The Problem with Seeing Everything as War
You miss the beautiful and sublime.
I didn’t set out to make a grove of trees a spiritual signpost on Sunday. I was just trying to reach church with two kids buzzing in the back seat and a to-do list jabbing at my skull. But half a mile out, the treeline flashed orange and yellow—each branch announcing autumn’s slow dying—except for one stubborn green tree standing alone, seemingly untouched by change. It was as if the tree resisted the season, holding out against the inevitable.
Fall does this to me. Always has. That faint copper smell in the air, the quiet surrender built into every leaf. The beauty is sharper when you realize it’s a signal of nature winding down. As I drove past that riot of color, I realized something I’ve circled for months: My entire way of seeing has bent toward spiritual warfare—watching for threats like a soldier scans a battlefield, studying what’s hidden under the visible world.
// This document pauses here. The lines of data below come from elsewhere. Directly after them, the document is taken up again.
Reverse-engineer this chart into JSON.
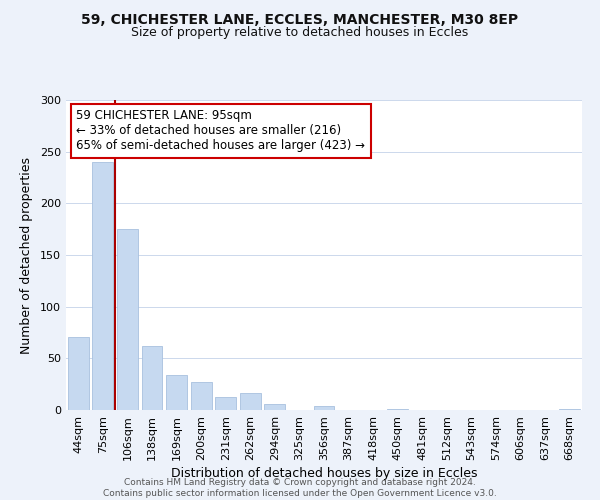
{
  "title_line1": "59, CHICHESTER LANE, ECCLES, MANCHESTER, M30 8EP",
  "title_line2": "Size of property relative to detached houses in Eccles",
  "xlabel": "Distribution of detached houses by size in Eccles",
  "ylabel": "Number of detached properties",
  "categories": [
    "44sqm",
    "75sqm",
    "106sqm",
    "138sqm",
    "169sqm",
    "200sqm",
    "231sqm",
    "262sqm",
    "294sqm",
    "325sqm",
    "356sqm",
    "387sqm",
    "418sqm",
    "450sqm",
    "481sqm",
    "512sqm",
    "543sqm",
    "574sqm",
    "606sqm",
    "637sqm",
    "668sqm"
  ],
  "values": [
    71,
    240,
    175,
    62,
    34,
    27,
    13,
    16,
    6,
    0,
    4,
    0,
    0,
    1,
    0,
    0,
    0,
    0,
    0,
    0,
    1
  ],
  "bar_color": "#c6d9f0",
  "bar_edge_color": "#a8c0de",
  "ylim": [
    0,
    300
  ],
  "yticks": [
    0,
    50,
    100,
    150,
    200,
    250,
    300
  ],
  "annotation_title": "59 CHICHESTER LANE: 95sqm",
  "annotation_line2": "← 33% of detached houses are smaller (216)",
  "annotation_line3": "65% of semi-detached houses are larger (423) →",
  "vline_color": "#aa0000",
  "footer_line1": "Contains HM Land Registry data © Crown copyright and database right 2024.",
  "footer_line2": "Contains public sector information licensed under the Open Government Licence v3.0.",
  "background_color": "#edf2fa",
  "plot_bg_color": "#ffffff",
  "grid_color": "#ccd8ec"
}
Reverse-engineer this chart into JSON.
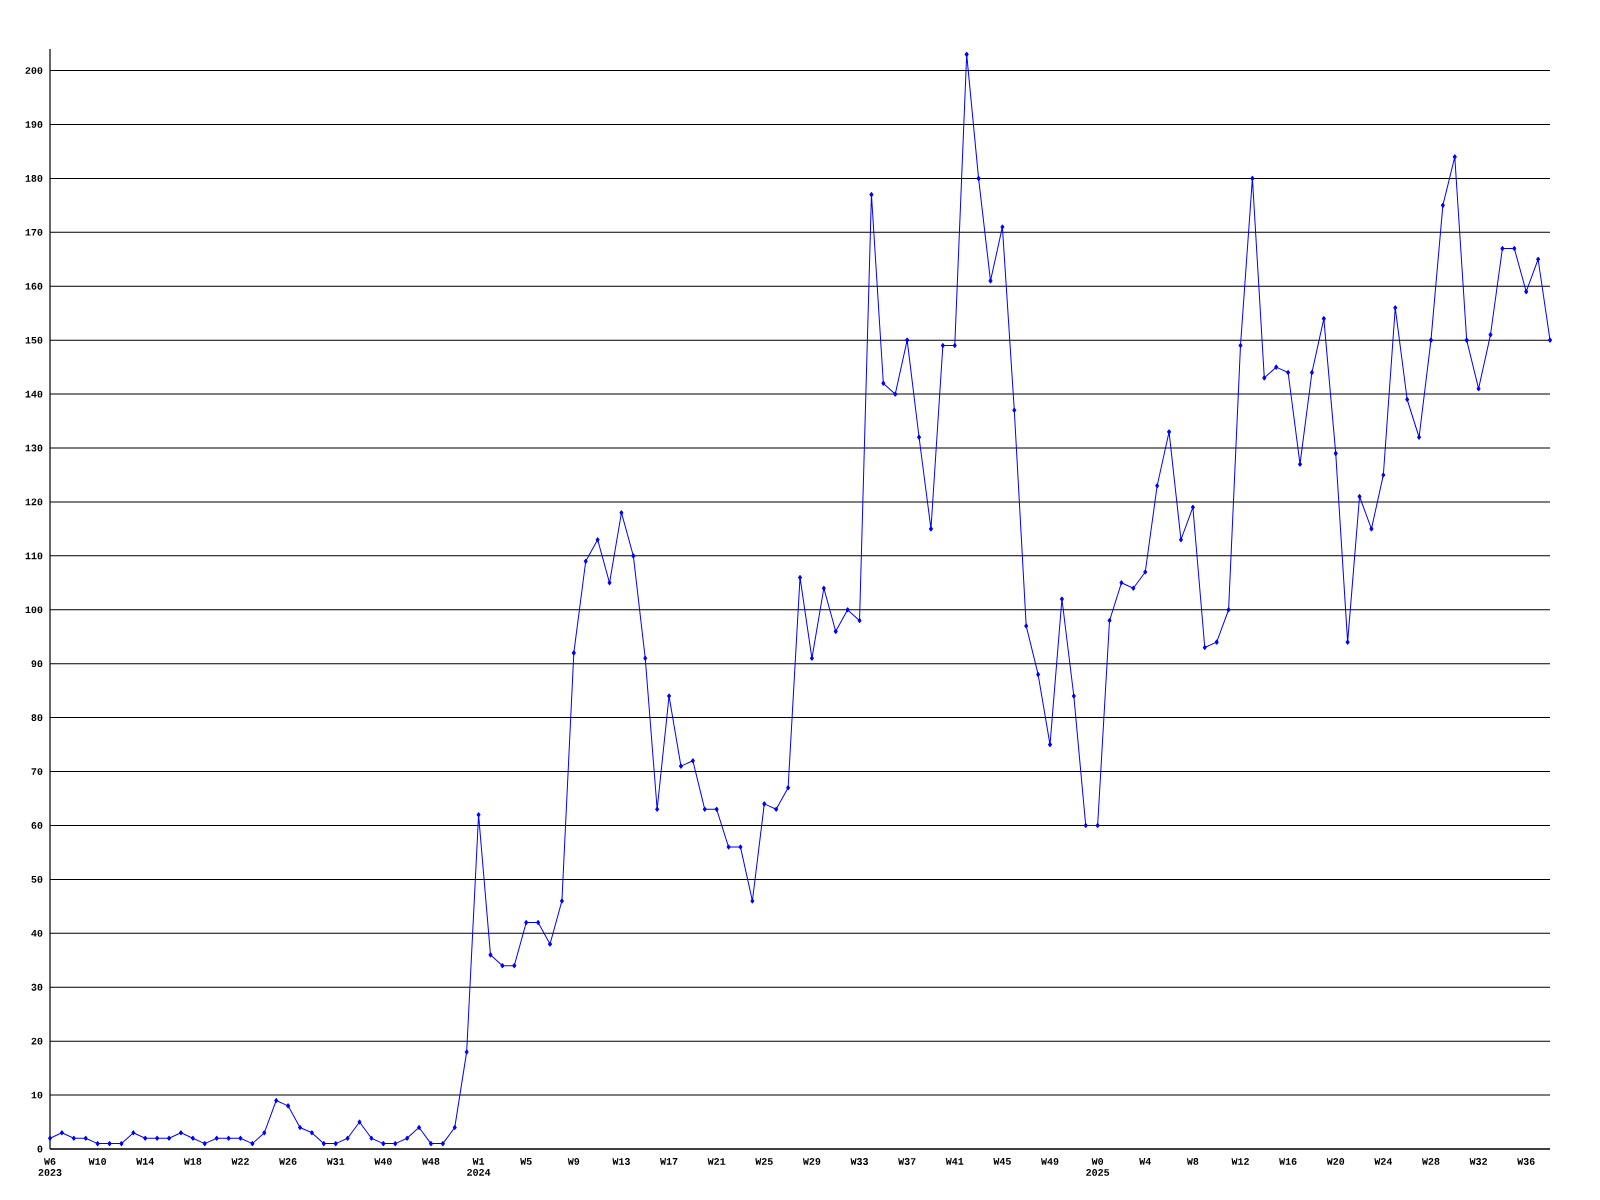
{
  "chart_data": {
    "type": "line",
    "categories": [
      "W6 2023",
      null,
      null,
      null,
      "W10",
      null,
      null,
      null,
      "W14",
      null,
      null,
      null,
      "W18",
      null,
      null,
      null,
      "W22",
      null,
      null,
      null,
      "W26",
      null,
      null,
      null,
      "W31",
      null,
      null,
      null,
      "W40",
      null,
      null,
      null,
      "W48",
      null,
      null,
      null,
      "W1 2024",
      null,
      null,
      null,
      "W5",
      null,
      null,
      null,
      "W9",
      null,
      null,
      null,
      "W13",
      null,
      null,
      null,
      "W17",
      null,
      null,
      null,
      "W21",
      null,
      null,
      null,
      "W25",
      null,
      null,
      null,
      "W29",
      null,
      null,
      null,
      "W33",
      null,
      null,
      null,
      "W37",
      null,
      null,
      null,
      "W41",
      null,
      null,
      null,
      "W45",
      null,
      null,
      null,
      "W49",
      null,
      null,
      null,
      "W0 2025",
      null,
      null,
      null,
      "W4",
      null,
      null,
      null,
      "W8",
      null,
      null,
      null,
      "W12",
      null,
      null,
      null,
      "W16",
      null,
      null,
      null,
      "W20",
      null,
      null,
      null,
      "W24",
      null,
      null,
      null,
      "W28",
      null,
      null,
      null,
      "W32",
      null,
      null,
      null,
      "W36",
      null,
      null
    ],
    "series": [
      {
        "color": "#0000ff",
        "values": [
          2,
          3,
          2,
          2,
          1,
          1,
          1,
          3,
          2,
          2,
          2,
          3,
          2,
          1,
          2,
          2,
          2,
          1,
          3,
          9,
          8,
          4,
          3,
          1,
          1,
          2,
          5,
          2,
          1,
          1,
          2,
          4,
          1,
          1,
          4,
          18,
          62,
          36,
          34,
          34,
          42,
          42,
          38,
          46,
          92,
          109,
          113,
          105,
          118,
          110,
          91,
          63,
          84,
          71,
          72,
          63,
          63,
          56,
          56,
          46,
          64,
          63,
          67,
          106,
          91,
          104,
          96,
          100,
          98,
          177,
          142,
          140,
          150,
          132,
          115,
          149,
          149,
          203,
          180,
          161,
          171,
          137,
          97,
          88,
          75,
          102,
          84,
          60,
          60,
          98,
          105,
          104,
          107,
          123,
          133,
          113,
          119,
          93,
          94,
          100,
          149,
          180,
          143,
          145,
          144,
          127,
          144,
          154,
          129,
          94,
          121,
          115,
          125,
          156,
          139,
          132,
          150,
          175,
          184,
          150,
          141,
          151,
          167,
          167,
          159,
          165,
          150
        ]
      }
    ],
    "ylim": [
      0,
      204
    ],
    "yticks": [
      0,
      10,
      20,
      30,
      40,
      50,
      60,
      70,
      80,
      90,
      100,
      110,
      120,
      130,
      140,
      150,
      160,
      170,
      180,
      190,
      200
    ],
    "grid": "y",
    "marker": "diamond",
    "line_style": "solid",
    "legend": false
  }
}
Some folks act as if the world is neutral—ideas, systems, people, philosophies drifting like leaves in a stream. I don’t have that luxury anymore.
Maybe you don’t either.
I see every place, every person, every ideology as standing with Christ or against Him, like troops on opposite sides. That’s the Church Militant lens I carry, even if nobody calls it that.
But here’s the problem: If you stare at darkness too long, it feels like it stares back, consuming your attention. You start missing the simple good things because you’re always watching the treeline, expecting an ambush. Every shadow begins to look menacing, as if danger hides everywhere.
That green tree pulled me up short—a living pause in my thoughts. It was a reminder that even in a world I see as enemy territory, something refuses to give in. Beauty shows up without asking whether it’s allowed, breaking through where I least expect it.
It made me think of moments that surprise you, reminding you the world isn’t just a battlefield—it’s a place God refuses to abandon.
Like a couple in their seventies still reaching for each other’s hands by instinct, not nostalgia. Like a baby’s laugh—pure, unscripted—breaking the hardness in a room. Like two people who can’t stand each other, lowering weapons long enough to say “We don’t have to die on this hill.”
These aren’t Hallmark moments. They’re like covert missions of grace—breaking through where you least expect them.
You’ll miss them if you’re always scanning for the next attack.
That’s the tension I live in now: a world at war, but beauty still pushes through, like a green shoot in a battlefield. Every small act of mercy feels like reclaiming ground from an enemy who thought he had won it. Every bit of goodness is like planting a flag where darkness once ruled.
So yes, stay alert. Sin crouches. Lies hunt. Darkness never sleeps.
But don’t let vigilance turn you into someone who can only see the threat and never the victory. Let victory be the lens that keeps your eyes open to every sign of redemption.
Look for the good. Not because you’re naïve—but because you’re awake.
That lone green tree wasn’t just a random holdout. It was a living signpost: God leaves hints of His presence everywhere. Even on the side of the road on an ordinary Sunday, He’s leaving evidence—a quiet testimony—that He’s still at work.